If my internal “Bayesian calculator” believes P(X) = 0.001, and X turns out to be true, I’m not made less wrong by having concealed the number, saying “I don’t think X is true” instead. Less embarrassed, perhaps, but not less wrong.
komponisto:
Trouble is, sometimes numbers can be not even wrong, with their very definition lacking logical consistency or any defensible link with reality. It is that category that I am most concerned with, and I believe that it sadly occurs very often in practice, with entire fields of inquiry sometimes degenerating into meaningless games with such numbers. My honest impression is that in our day and age, such numerological fallacies have been responsible for much greater intellectual sins than the opposite fallacy of avoiding scrutiny by excessive vagueness, although the latter phenomenon is not negligible either.
Here we seem to be clashing about terminology. I think that “poor calibration” is too much of a euphemism for the situations I have in mind, namely those where sensible calibration is altogether impossible. I would instead use some stronger expression clarifying that the supposed “calibration” is done without any valid basis, not that the result is poor because some unfortunate circumstance occurred in the course of an otherwise sensible procedure.
As I explained in the above lengthy comment, I simply don’t find numbers that “refer specifically to degrees of belief, and not anything else” a coherent concept.
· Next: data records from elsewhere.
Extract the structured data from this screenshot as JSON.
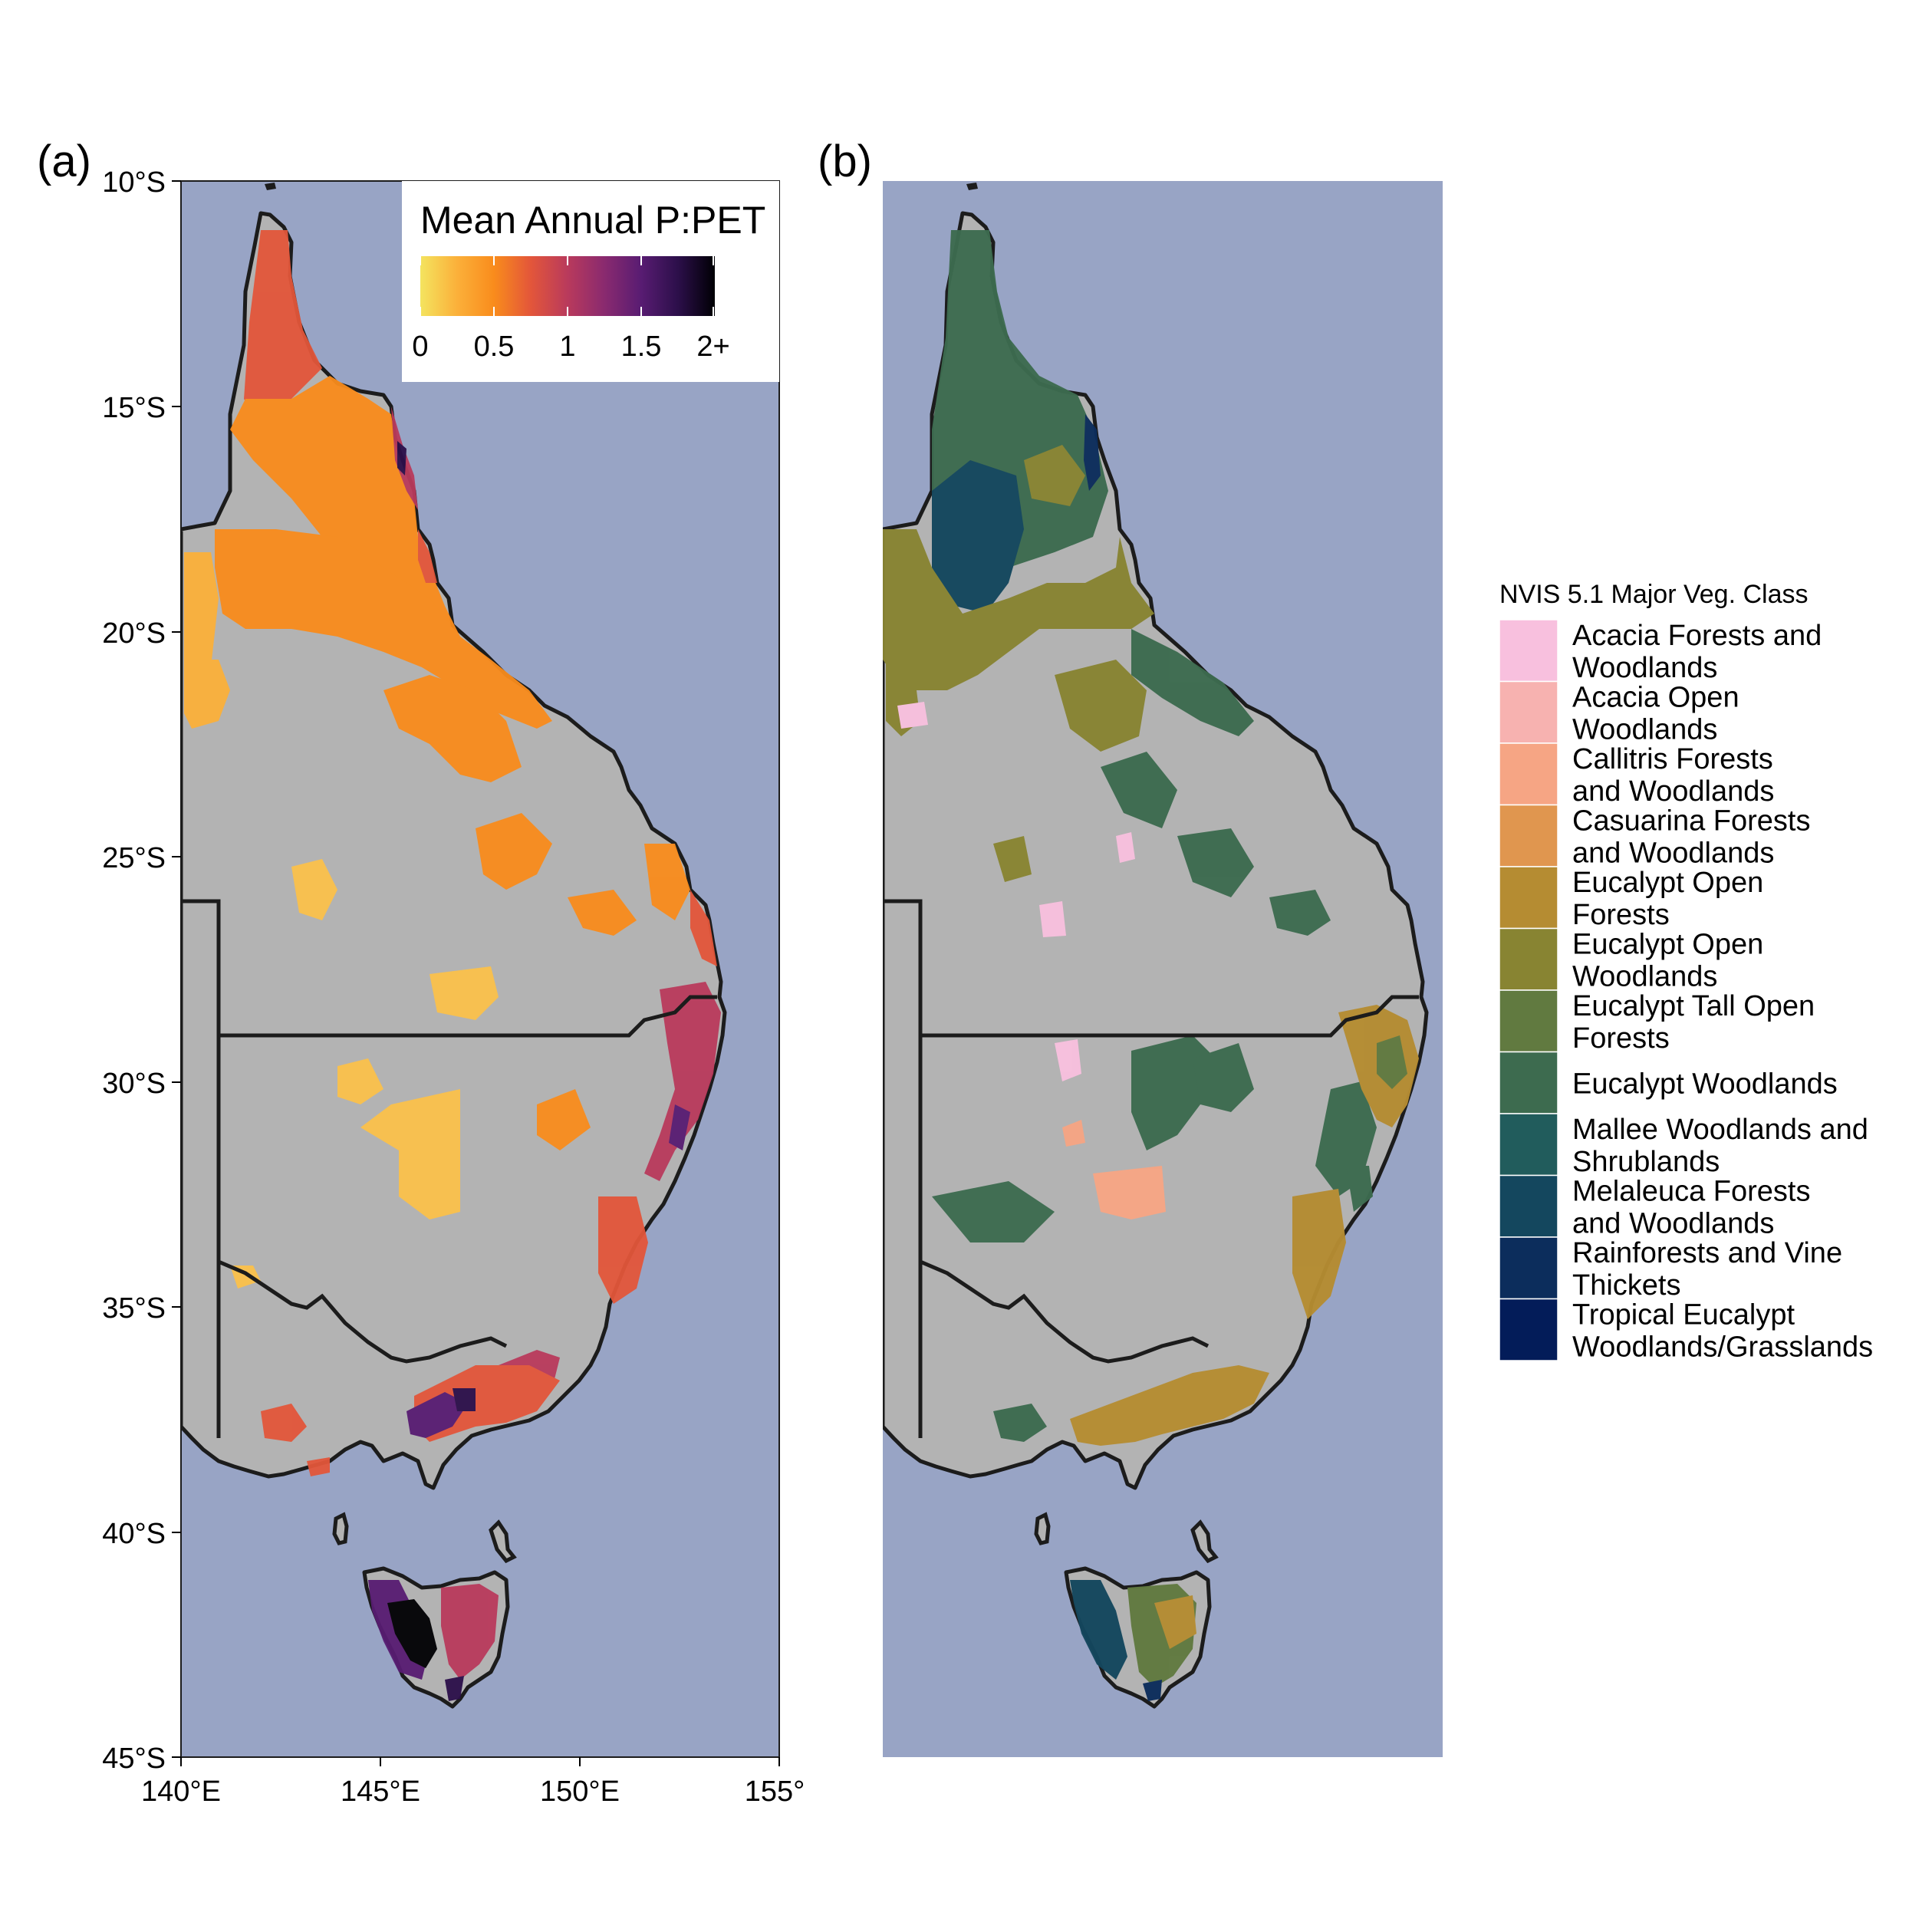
{
  "panel_a": {
    "label": "(a)",
    "y_ticks": [
      "10°S",
      "15°S",
      "20°S",
      "25°S",
      "30°S",
      "35°S",
      "40°S",
      "45°S"
    ],
    "x_ticks": [
      "140°E",
      "145°E",
      "150°E",
      "155°"
    ],
    "legend": {
      "title": "Mean Annual P:PET",
      "tick_labels": [
        "0",
        "0.5",
        "1",
        "1.5",
        "2+"
      ],
      "colors": [
        "#f4e45f",
        "#fbb03a",
        "#f98c1c",
        "#e3563a",
        "#b93a5c",
        "#8a2a6f",
        "#581c72",
        "#2c0f4a",
        "#000004"
      ]
    }
  },
  "panel_b": {
    "label": "(b)",
    "legend": {
      "title": "NVIS 5.1 Major Veg. Class",
      "items": [
        {
          "line1": "Acacia Forests and",
          "line2": "Woodlands",
          "color": "#f8c0de"
        },
        {
          "line1": "Acacia Open",
          "line2": "Woodlands",
          "color": "#f7b2b0"
        },
        {
          "line1": "Callitris Forests",
          "line2": "and Woodlands",
          "color": "#f6a584"
        },
        {
          "line1": "Casuarina Forests",
          "line2": "and Woodlands",
          "color": "#e0964f"
        },
        {
          "line1": "Eucalypt Open",
          "line2": "Forests",
          "color": "#b58c32"
        },
        {
          "line1": "Eucalypt Open",
          "line2": "Woodlands",
          "color": "#888432"
        },
        {
          "line1": "Eucalypt Tall Open",
          "line2": "Forests",
          "color": "#617a40"
        },
        {
          "line1": "Eucalypt Woodlands",
          "line2": "",
          "color": "#3d6b4f"
        },
        {
          "line1": "Mallee Woodlands and",
          "line2": "Shrublands",
          "color": "#215c5c"
        },
        {
          "line1": "Melaleuca Forests",
          "line2": "and Woodlands",
          "color": "#14475e"
        },
        {
          "line1": "Rainforests and Vine",
          "line2": "Thickets",
          "color": "#0c2d5c"
        },
        {
          "line1": "Tropical Eucalypt",
          "line2": "Woodlands/Grasslands",
          "color": "#031c59"
        }
      ]
    }
  },
  "colors": {
    "ocean": "#98a4c5",
    "land_nodata": "#b3b3b3",
    "coastline": "#1c1c1c"
  }
}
We seem to be working with fundamentally different philosophical premises here.
Can these numerical “degrees of belief” somehow be linked to observable reality according to the criteria I defined in my reply to the points (1)-(2) above? If not, I don’t see how admitting such concepts can be of any use.
But if you do this 10,000 times, and the number of times X turns out to be true is small but nowhere close to 10, you are much more wrong than if you had just been saying “X is highly unlikely” all along.
On the other hand, if we’re observing X as a single event in isolation, I don’t see how this tests your probability estimate in any way. But I suspect we have some additional philosophical differences here.